Do you have any questions or comments to share about dental cavities?  Please leave them below in the comments section.  Thanks for reading!



  1. Wow, what a sad story, particularly because it involved something preventable. I’m putting a link to it on my Silver Smile Survival blog about life with braces, and have also started talking about it with friends and colleagues.

    • Thanks for your comment, Pamela. It is sad to see such a tragic thing happen due to a lack of dental care. Hopefully, sharing Deamonte’s story will help prevent this from happening to other kids in the future.

  2. I found an interesting quote by Dr. Peter Cooney, Health Canada’s chief dental office. He said:

    “Dental decay is the most chronic prevalent disease. There are about five times the number of kids with a history of dental decay than asthma and about seven times more than hay fever.”

    That kind of puts it in perspective what a big problem dental decay really is. You can read more about that from this article in the Vancouver Sun.

  3. Tom,

    granted you get the bacteria which cause tooth decay from one of your close relatives but is it fair to say that you “catch” them in the same way you would get infected with a bug that causes a disease like flu. Aren’t the bacteria which live in our mouths normally there just like those that live on our skin and in our guts. We’re colonised by these bacteria not infected by them surely and we couldn’t get rid of them even if we tried. I got this from a really good site written by someone who teaches microbiology to dental students.

    I like your site

    • Hi Dave – Thanks for your comment. It’s true that once we get “infected” with the bacteria that they are on our teeth for good. I said that we can “catch” them to illustrate the point that tooth decay really is a disease. Most people simply think of it as “normal” and I was trying to make a point.
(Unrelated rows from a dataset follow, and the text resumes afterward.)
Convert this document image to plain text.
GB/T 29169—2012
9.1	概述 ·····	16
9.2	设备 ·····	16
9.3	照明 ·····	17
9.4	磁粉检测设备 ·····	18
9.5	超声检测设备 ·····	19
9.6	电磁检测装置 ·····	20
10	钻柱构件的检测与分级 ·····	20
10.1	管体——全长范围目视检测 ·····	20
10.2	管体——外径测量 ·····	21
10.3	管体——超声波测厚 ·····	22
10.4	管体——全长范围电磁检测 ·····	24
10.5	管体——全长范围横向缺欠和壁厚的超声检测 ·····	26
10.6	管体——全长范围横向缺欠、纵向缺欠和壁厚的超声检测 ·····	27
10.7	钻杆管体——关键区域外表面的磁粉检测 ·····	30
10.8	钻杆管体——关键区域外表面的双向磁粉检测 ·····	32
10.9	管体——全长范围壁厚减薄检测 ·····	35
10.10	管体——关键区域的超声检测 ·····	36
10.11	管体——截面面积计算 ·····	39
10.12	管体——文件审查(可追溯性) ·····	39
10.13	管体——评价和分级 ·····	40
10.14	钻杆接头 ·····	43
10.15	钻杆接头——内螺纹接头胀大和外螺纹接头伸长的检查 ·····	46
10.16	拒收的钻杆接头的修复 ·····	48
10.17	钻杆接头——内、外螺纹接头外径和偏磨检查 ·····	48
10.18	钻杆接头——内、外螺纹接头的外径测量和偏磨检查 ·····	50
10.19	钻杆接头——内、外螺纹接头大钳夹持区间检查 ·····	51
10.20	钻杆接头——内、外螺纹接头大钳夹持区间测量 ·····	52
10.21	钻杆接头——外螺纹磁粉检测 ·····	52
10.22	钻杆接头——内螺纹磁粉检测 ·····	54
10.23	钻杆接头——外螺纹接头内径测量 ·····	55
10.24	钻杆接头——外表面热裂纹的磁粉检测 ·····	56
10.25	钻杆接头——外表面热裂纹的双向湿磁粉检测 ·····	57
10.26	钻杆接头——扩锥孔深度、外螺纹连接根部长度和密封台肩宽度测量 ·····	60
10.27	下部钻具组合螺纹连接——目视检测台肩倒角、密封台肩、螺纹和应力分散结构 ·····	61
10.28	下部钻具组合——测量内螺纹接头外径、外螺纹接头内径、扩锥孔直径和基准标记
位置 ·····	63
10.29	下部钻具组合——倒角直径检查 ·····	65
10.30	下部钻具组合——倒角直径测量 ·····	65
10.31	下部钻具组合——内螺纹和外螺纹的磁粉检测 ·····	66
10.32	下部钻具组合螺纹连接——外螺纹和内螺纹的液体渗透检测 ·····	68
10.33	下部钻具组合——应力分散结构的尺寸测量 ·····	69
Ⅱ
      This page does a good job discussing the difference between Tooth Decay and other maladies that we normally consider “diseases.” Thanks for pointing that out, Dave. Feel free to leave another comment if you want to discuss this further.

  4. Tom,
    I am a Community Awareness representative for a dental corporoation in Oklahoma. I am a RDH and I do all the school screenings for the contracted schools. Tooth decay is running rampid in our schools and daycares. Of course I inform the teachers and other agencys when need be, but the education level of the parent is so low that they don’t even care that their childs teeth are hurting their thoughts are, oh they will just fall out anyway, so whats the point. There was an actual case where a child in Ponca City passed away due to bacterial infection of the blood due to abcesses. They had medicade and yet refused help because those teeth are going to fall out anyways. Yes, they have been punished by the law. I am at a loss for what to do. Education I guess is just not enough. So I have been handing out the story of the late Mr. Driver and hoping that it makes a difference in some little kids life.